Die Teilprojekte der „IT-Konsolidierung Bund“ werden arbeitsteilig in verschiedenen Ressorts verantwortet, jeweils aber mit Auswirkungen auf die gesamte Bundesverwaltung. Das Bundesrechenzentrum und das Teilprojekt zur Fusion werden im Geschäftsbereich des BMF angesiedelt. Damit konnte sich das BMI nicht durchsetzen. Ihm obliegen neben der Gesamtprojektleitung „IT-Konsolidierung Bund“ nur zwei von sechs Teilprojekten.
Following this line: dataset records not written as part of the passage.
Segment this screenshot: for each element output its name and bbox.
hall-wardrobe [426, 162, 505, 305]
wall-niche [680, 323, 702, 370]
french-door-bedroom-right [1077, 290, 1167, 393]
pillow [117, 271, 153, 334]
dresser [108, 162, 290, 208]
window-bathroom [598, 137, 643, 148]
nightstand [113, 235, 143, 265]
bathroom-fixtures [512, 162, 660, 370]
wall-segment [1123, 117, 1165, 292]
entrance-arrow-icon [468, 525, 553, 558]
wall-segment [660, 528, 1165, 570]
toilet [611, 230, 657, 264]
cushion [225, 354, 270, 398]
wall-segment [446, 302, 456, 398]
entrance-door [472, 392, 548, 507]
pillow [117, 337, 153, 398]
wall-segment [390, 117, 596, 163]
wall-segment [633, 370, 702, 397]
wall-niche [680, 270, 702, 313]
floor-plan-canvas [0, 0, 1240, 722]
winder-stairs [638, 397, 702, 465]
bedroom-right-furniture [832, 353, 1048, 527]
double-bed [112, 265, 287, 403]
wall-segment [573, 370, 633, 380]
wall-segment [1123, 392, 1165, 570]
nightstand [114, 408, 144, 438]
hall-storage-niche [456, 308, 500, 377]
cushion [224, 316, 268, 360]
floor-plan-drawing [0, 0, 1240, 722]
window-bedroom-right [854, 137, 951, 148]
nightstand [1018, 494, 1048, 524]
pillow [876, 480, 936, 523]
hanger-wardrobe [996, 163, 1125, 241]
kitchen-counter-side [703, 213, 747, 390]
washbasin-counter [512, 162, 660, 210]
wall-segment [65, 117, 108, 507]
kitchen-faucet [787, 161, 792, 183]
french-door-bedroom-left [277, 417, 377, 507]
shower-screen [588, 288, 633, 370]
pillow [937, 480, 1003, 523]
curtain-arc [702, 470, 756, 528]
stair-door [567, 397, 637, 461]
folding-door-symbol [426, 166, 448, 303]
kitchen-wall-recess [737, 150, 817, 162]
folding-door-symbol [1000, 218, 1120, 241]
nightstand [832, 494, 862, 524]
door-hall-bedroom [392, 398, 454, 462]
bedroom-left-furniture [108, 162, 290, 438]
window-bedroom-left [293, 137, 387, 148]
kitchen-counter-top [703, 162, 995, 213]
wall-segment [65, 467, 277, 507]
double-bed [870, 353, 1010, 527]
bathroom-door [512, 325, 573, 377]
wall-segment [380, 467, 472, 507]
Zum einen die Bündelung der IT-Beschaffung, zum anderen das Programm „Gemeinsame IT des Bundes“. Die „Gemeinsame IT“ wird ihrerseits auf das vom BMF gesteuerte Bundesrechenzentrum zurückgreifen. Das Bundesministerium für Arbeit und Soziales (BMAS) wird das Teilprojekt zur Vorbereitung der Überführung weiterer Behörden in das Bundesrechenzentrum und die Klärung von Ausnahmen leiten. Welche Rechtsform das Bundesrechenzentrum zukünftig haben soll, klärt das (selbst nicht von der Fusion betroffene) Bundesverteidigungsministerium 2016 in einem weiteren Teilprojekt. Das BMVI verantwortet schließlich die Konzeption des IT-Controllings.